Paul’s Dinosaur Train Bed

Viewer Project - By Paul Dalton from Beavercreek, OR
Added on June 2, 2013

My wife and I decided that our son’s obsession with the PBS Kids show, Dinosaur Train, presented us with a great opportunity to get into some trouble. You see, the young lad was rapidly approaching 2 years old and it was time for a “big boy bed”. After much back and forth about whether it should be the Dinosaur Train, a Firetruck or a Track Hoe (all of which are the coolest things on the planet when you’re 2 yrs old) we settled on the first option and started formulating a plan.

Let me say at this juncture that I firmly believe that this is the only Dinosaur Train bed in existence. After many, many hours of online research, I was unable to turn up any sort of plan, picture, sketch or even mention of someone else making this before me (which would’ve been nice because then I could have stolen …umm…borrowed their ideas).

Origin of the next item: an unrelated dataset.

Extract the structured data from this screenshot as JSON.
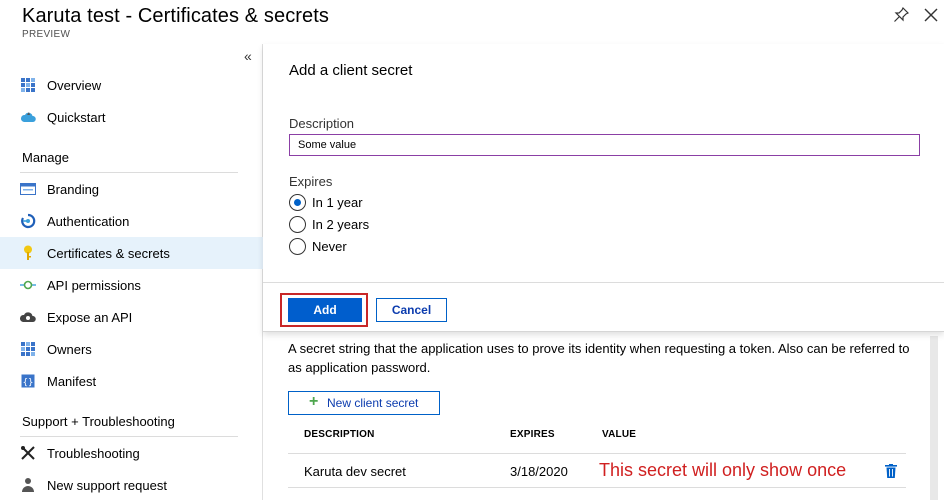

After a couple of weeks of kicking ideas around, we decided to build a basic twin bed frame using standard 2×4 framing lumber (easy enough to find a Sketchup plan online for that one) and then use cabinet grade 3/4″ plywood to make the “train” part. This is where things got interesting. You see, my wife (though she will deny it til she’s blue in the face) is a pretty talented artist (and chef, but that’s another story…) so we set about figuring out just how we could first of all, get a reasonably accurate giant template of the Dinosaur Train. The internet abounds with reasonably high resolution pictures of said train but we needed something that could be blown up to around 8’x 4′–no easy task. I finally found my saving grace, www.blockposters.com–here you can upload any image and punch in the size of the “poster” you need. It will then spit out a multipage PDF of your source image exploded across however many pages it takes to get to your desired poster size. Yes, there is quite a lot of pixelation, but for our purposes, it didn’t matter. We got to work printing and laying out the giant train picture, then carefully taped it all together and then cut it out. In the end, we wound up with a big floppy sheet that kinda looked just like the Dinosaur Train. Next up was laying the template onto a sheet of plywood and tracing around it to get the basic shape. I then cut it out with a jigsaw. Step and repeat for the opposite side of the train.

Now the REALLY fun part (and where my wife steps in to take the reins…) translating the detail of the train onto the cutouts and starting the painstaking task of painting the details. This literally took weeks to do (did I mention yet that my wife was 6 months pregnant with our 2nd child at the time?). Once we were happy with the details, I finished the side panels with a couple of coats of poly and let them sit for a week in the shop to off gas. After that, it was lug the whole thing upstairs and screw the sucker together. Time for the big reveal to a very happy small boy….All Aboard!